Ces démonstrations une fois terminées,

chacun d’eux, sans parler, s’arrêta coram me [346],

si fulgurants tous deux, qu’ils m’avaient ébloui.

Béatrice lui dit, souriant de bonheur:

«Ô magnifique esprit, qui décrivis jadis

la magnanimité de notre basilique [347],

fais que dans ces hauteurs on parle d’espérance:

tu peux le faire bien, toi qui la représentes,

lorsque Jésus aux trois montre sa préférence.» [348]

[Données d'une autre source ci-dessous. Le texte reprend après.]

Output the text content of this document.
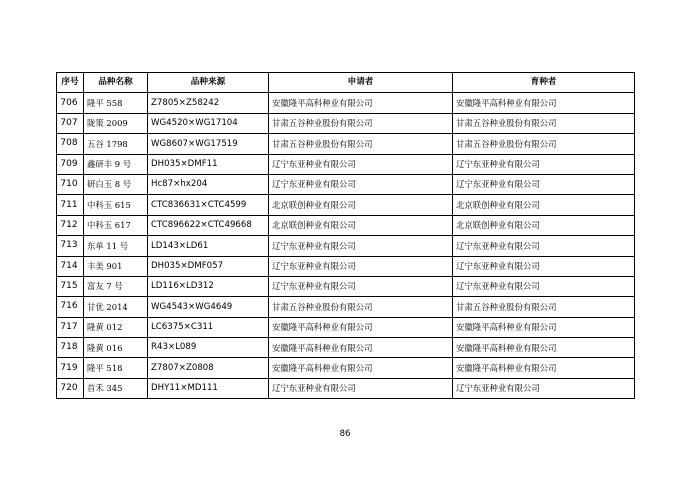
序号	品种名称	品种来源	申请者	育种者
706	隆平 558	Z7805×Z58242	安徽隆平高科种业有限公司	安徽隆平高科种业有限公司
707	陇策 2009	WG4520×WG17104	甘肃五谷种业股份有限公司	甘肃五谷种业股份有限公司
708	五谷 1798	WG8607×WG17519	甘肃五谷种业股份有限公司	甘肃五谷种业股份有限公司
709	鑫研丰 9 号	DH035×DMF11	辽宁东亚种业有限公司	辽宁东亚种业有限公司
710	研白玉 8 号	Hc87×hx204	辽宁东亚种业有限公司	辽宁东亚种业有限公司
711	中科玉 615	CTC836631×CTC4599	北京联创种业有限公司	北京联创种业有限公司
712	中科玉 617	CTC896622×CTC49668	北京联创种业有限公司	北京联创种业有限公司
713	东单 11 号	LD143×LD61	辽宁东亚种业有限公司	辽宁东亚种业有限公司
714	丰美 901	DH035×DMF057	辽宁东亚种业有限公司	辽宁东亚种业有限公司
715	富友 7 号	LD116×LD312	辽宁东亚种业有限公司	辽宁东亚种业有限公司
716	甘优 2014	WG4543×WG4649	甘肃五谷种业股份有限公司	甘肃五谷种业股份有限公司
717	隆黄 012	LC6375×C311	安徽隆平高科种业有限公司	安徽隆平高科种业有限公司
718	隆黄 016	R43×L089	安徽隆平高科种业有限公司	安徽隆平高科种业有限公司
719	隆平 518	Z7807×Z0808	安徽隆平高科种业有限公司	安徽隆平高科种业有限公司
720	首禾 345	DHY11×MD111	辽宁东亚种业有限公司	辽宁东亚种业有限公司
86
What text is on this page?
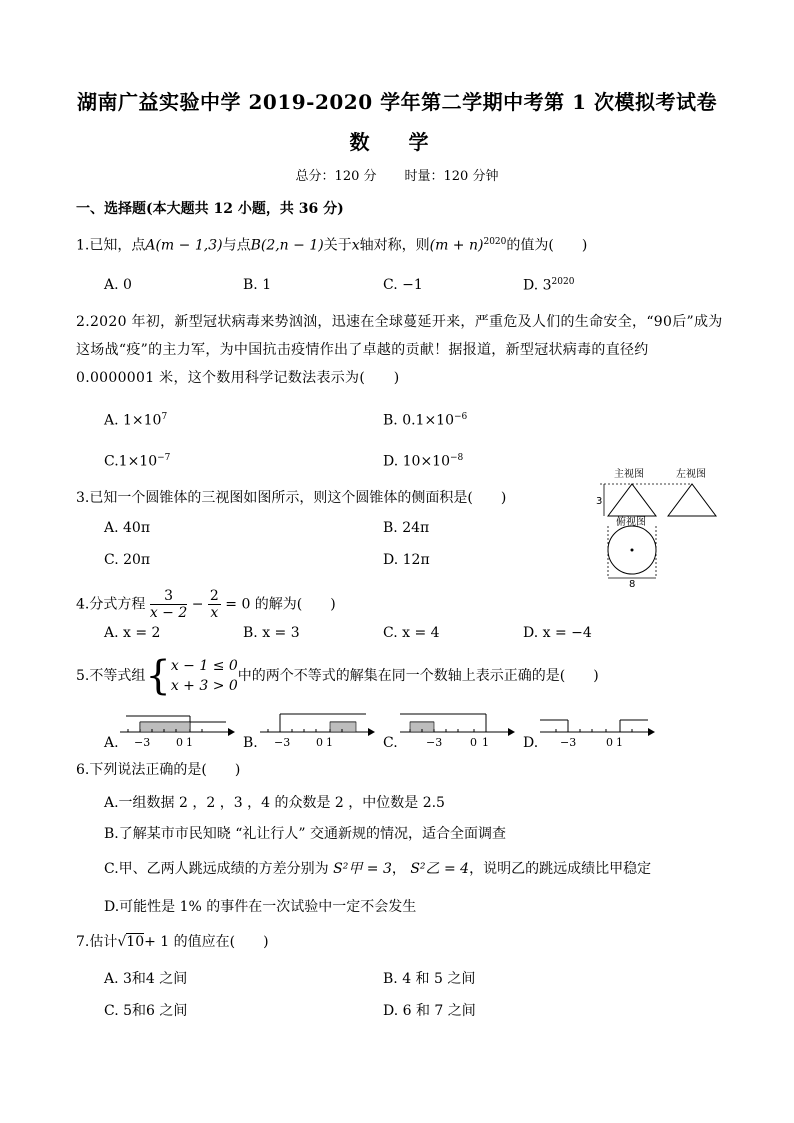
湖南广益实验中学 2019-2020 学年第二学期中考第 1 次模拟考试卷
数 学
总分：120 分 时量：120 分钟
一、选择题(本大题共 12 小题，共 36 分)
1.已知，点A(m − 1,3)与点B(2,n − 1)关于x轴对称，则$(m + n)^{2020}$的值为(　　)
A. 0	B. 1	C. −1	D. $3^{2020}$
2.2020 年初，新型冠状病毒来势汹汹，迅速在全球蔓延开来，严重危及人们的生命安全，“90后”成为这场战“疫”的主力军，为中国抗击疫情作出了卓越的贡献！据报道，新型冠状病毒的直径约 0.0000001 米，这个数用科学记数法表示为(　　)
A. $1\times 10^7$	B. $0.1\times 10^{-6}$
$C.1\times 10^{-7}$	D. $10\times 10^{-8}$
3.已知一个圆锥体的三视图如图所示，则这个圆锥体的侧面积是(　　)
A. 40π	B. 24π
C. 20π	D. 12π
主视图	左视图
3
俯视图
8
4.分式方程 $\frac{3}{x - 2} - \frac{2}{x} = 0$ 的解为(　　)
A. x = 2	B. x = 3	C. x = 4	D. x = −4
5.不等式组{ x − 1 ≤ 0
x + 3 > 0
中的两个不等式的解集在同一个数轴上表示正确的是(　　)
A.	B.	C.	D.
−3 0 1	−3 0 1	−3	0 1	−3	0 1
6.下列说法正确的是(　　)
A.一组数据 2 ，2 ，3 ，4 的众数是 2 ，中位数是 2.5
B.了解某市市民知晓 “礼让行人” 交通新规的情况，适合全面调查
C.甲、乙两人跳远成绩的方差分别为 S²甲 = 3， S²乙 = 4，说明乙的跳远成绩比甲稳定
D.可能性是 1% 的事件在一次试验中一定不会发生
7.估计√10+ 1 的值应在(　　)
A. 3和4 之间	B. 4 和 5 之间
C. 5和6 之间	D. 6 和 7 之间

«Lève donc le regard et prends de I’as6urance,

car ce qui vient ici du monde des mortels

doit mûrir tout d’abord au feu de nos rayons!»

Cet encouragement me vint du second feu:

ce qui me fit lever mon regard vers ces cimes

dont le poids excessif me l’avait fait baisser.

«Puisque notre Empereur, par sa grâce, t’octroie

de pouvoir rencontrer, avant que tu ne meures,

dans son salon secret, chacun de ses ministres,

afin qu’ayant connu l’éclat de cette cour,

tu puisses ranimer, en toi-même et dans d’autres,

l’espérance qui fait, là-bas, aimer le bien,

dis-moi donc ce qu’elle est, et comment ton esprit

s’en arme; et dis aussi d’où tu l’as obtenue!»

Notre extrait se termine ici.